Let us look at two Gaussian wavefunctions, with varying level of coherent superposition between them. That is, each Gaussian is already a superposition, but when we combine two we let ourselves use a superposition, or a mixture, or something in between. For a perfect superposition of Gaussian, we would have the density matrix

$\rho(x,x') = \frac{1}{2} \left( \phi(x+\tfrac{d}{2}) + \phi(x-\tfrac{d}{2}) \right) \left( \phi(x'+\tfrac{d}{2}) + \phi(x'-\tfrac{d}{2}) \right),$

where $\phi(x)$ is a normalized Gaussian function. For a statistical mixture between these Gaussians split by a distance of $d$, we would have:

$\rho(x,x') = \frac{1}{2} \phi(x+\tfrac{d}{2}) \phi(x'+\tfrac{d}{2}) + \frac{1}{2} \phi(x-\tfrac{d}{2}) \phi(x'-\tfrac{d}{2}).$

And in general,

$\rho(x,x') = \frac{1}{2} \left( \phi(x+\tfrac{d}{2}) \phi(x'+\tfrac{d}{2}) + \phi(x-\tfrac{d}{2}) \phi(x'-\tfrac{d}{2})\right) + \frac{c}{2} \left( \phi(x+\tfrac{d}{2}) \phi(x'-\tfrac{d}{2}) + \phi(x-\tfrac{d}{2}) \phi(x'+\tfrac{d}{2}) \right)$

for some $|c| \leq 1$.

PICTURE: Two Gaussian wavefunctions (centered at $-2$ and $+2$) in a coherent superposition with each other (the first and the last plot) and a statistical mixture (the middle plot); the 2nd and 4th plot show intermediary states. Superposition can be with different phase, much alike in the hydrogen example (color represents absolute value and hue - phase; here red is for positive numbers and teal - negative.).
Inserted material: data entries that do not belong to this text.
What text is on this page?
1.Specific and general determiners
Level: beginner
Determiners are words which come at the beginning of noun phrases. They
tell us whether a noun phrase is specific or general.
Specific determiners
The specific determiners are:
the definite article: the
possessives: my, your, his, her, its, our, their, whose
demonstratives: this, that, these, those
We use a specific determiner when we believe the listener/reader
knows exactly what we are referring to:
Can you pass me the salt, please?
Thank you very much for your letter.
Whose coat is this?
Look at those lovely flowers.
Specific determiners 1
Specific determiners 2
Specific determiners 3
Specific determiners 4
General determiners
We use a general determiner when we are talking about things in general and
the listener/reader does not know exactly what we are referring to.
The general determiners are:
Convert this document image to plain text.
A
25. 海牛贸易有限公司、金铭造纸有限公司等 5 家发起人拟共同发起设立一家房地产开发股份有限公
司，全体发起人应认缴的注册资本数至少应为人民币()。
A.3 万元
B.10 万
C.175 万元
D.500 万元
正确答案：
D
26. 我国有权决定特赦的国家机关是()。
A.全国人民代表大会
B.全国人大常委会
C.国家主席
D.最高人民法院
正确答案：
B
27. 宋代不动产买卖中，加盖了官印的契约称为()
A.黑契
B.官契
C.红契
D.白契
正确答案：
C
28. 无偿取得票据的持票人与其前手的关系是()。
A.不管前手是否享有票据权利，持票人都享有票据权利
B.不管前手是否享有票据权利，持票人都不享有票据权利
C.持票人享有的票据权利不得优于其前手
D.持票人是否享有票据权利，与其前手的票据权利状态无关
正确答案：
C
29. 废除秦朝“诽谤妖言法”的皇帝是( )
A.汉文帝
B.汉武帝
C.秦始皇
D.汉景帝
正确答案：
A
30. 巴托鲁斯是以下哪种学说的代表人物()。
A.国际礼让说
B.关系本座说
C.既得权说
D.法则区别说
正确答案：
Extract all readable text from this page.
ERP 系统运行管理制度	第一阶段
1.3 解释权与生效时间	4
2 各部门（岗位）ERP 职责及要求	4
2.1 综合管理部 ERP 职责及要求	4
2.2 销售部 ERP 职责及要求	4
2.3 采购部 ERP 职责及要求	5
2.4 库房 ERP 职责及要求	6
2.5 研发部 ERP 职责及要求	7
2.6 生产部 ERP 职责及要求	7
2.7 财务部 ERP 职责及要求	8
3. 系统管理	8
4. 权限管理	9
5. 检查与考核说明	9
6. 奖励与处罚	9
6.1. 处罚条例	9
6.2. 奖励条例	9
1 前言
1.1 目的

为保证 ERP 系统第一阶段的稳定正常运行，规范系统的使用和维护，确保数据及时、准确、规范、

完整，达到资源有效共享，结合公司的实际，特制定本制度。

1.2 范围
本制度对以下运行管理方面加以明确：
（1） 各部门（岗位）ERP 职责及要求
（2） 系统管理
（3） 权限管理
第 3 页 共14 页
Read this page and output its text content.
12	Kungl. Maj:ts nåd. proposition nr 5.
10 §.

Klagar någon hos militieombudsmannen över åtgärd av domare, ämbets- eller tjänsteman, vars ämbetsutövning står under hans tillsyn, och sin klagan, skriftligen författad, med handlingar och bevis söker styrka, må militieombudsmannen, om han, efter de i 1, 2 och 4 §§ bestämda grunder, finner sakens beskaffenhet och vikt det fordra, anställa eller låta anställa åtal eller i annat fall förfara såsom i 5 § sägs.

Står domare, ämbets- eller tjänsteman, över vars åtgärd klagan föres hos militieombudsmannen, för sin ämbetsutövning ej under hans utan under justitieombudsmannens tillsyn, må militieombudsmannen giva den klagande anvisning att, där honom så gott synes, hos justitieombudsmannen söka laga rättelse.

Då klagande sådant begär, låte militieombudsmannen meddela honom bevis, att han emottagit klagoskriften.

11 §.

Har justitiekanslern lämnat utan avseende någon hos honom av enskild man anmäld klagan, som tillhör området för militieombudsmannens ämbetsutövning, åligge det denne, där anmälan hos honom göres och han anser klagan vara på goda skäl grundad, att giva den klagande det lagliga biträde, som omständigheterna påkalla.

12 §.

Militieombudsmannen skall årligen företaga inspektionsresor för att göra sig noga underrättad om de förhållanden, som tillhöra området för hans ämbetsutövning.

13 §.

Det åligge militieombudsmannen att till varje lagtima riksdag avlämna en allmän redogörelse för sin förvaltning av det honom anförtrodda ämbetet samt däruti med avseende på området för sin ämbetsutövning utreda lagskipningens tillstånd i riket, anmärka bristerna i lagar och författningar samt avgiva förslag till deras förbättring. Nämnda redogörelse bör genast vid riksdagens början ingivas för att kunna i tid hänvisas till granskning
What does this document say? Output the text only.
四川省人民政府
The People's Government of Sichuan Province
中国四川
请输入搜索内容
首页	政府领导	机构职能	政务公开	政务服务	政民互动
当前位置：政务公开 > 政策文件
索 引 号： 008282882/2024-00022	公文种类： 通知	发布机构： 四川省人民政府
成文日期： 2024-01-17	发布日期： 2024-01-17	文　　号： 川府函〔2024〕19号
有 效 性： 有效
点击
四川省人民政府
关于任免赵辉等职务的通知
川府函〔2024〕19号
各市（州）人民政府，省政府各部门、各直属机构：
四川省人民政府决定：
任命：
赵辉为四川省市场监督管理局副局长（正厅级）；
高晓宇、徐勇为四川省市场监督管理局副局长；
We have seen learnt the difference between the quantum superposition and the statistical mixture of states. In particular, that while both of these descriptions may give the same probabilities, their predictions on the physical properties of states differ. For example, we need an electron to be delocalized in a specific way to describe chemical bonds; and we need delocalization of any particle to predict its movement.

We used density matrices to express both quantum superposition and (classical) lack of knowledge on the same ground. We have identified its off-diagonal terms as ones related to the quantum coherence.

But what if there were not only two states, but many? So, instead of $\mathrm{H}_2^+$ (we were not even considering the full hydrogen atom, but only its ionized version), how about electric excitation on something bigger? Not even $\mathrm{C}_2\mathrm{H}_5\mathrm{OH}$ or some sugar, but a protein complex!

So, this will be your homework (cf. this homework on topology). Just joking, there will be another blog post.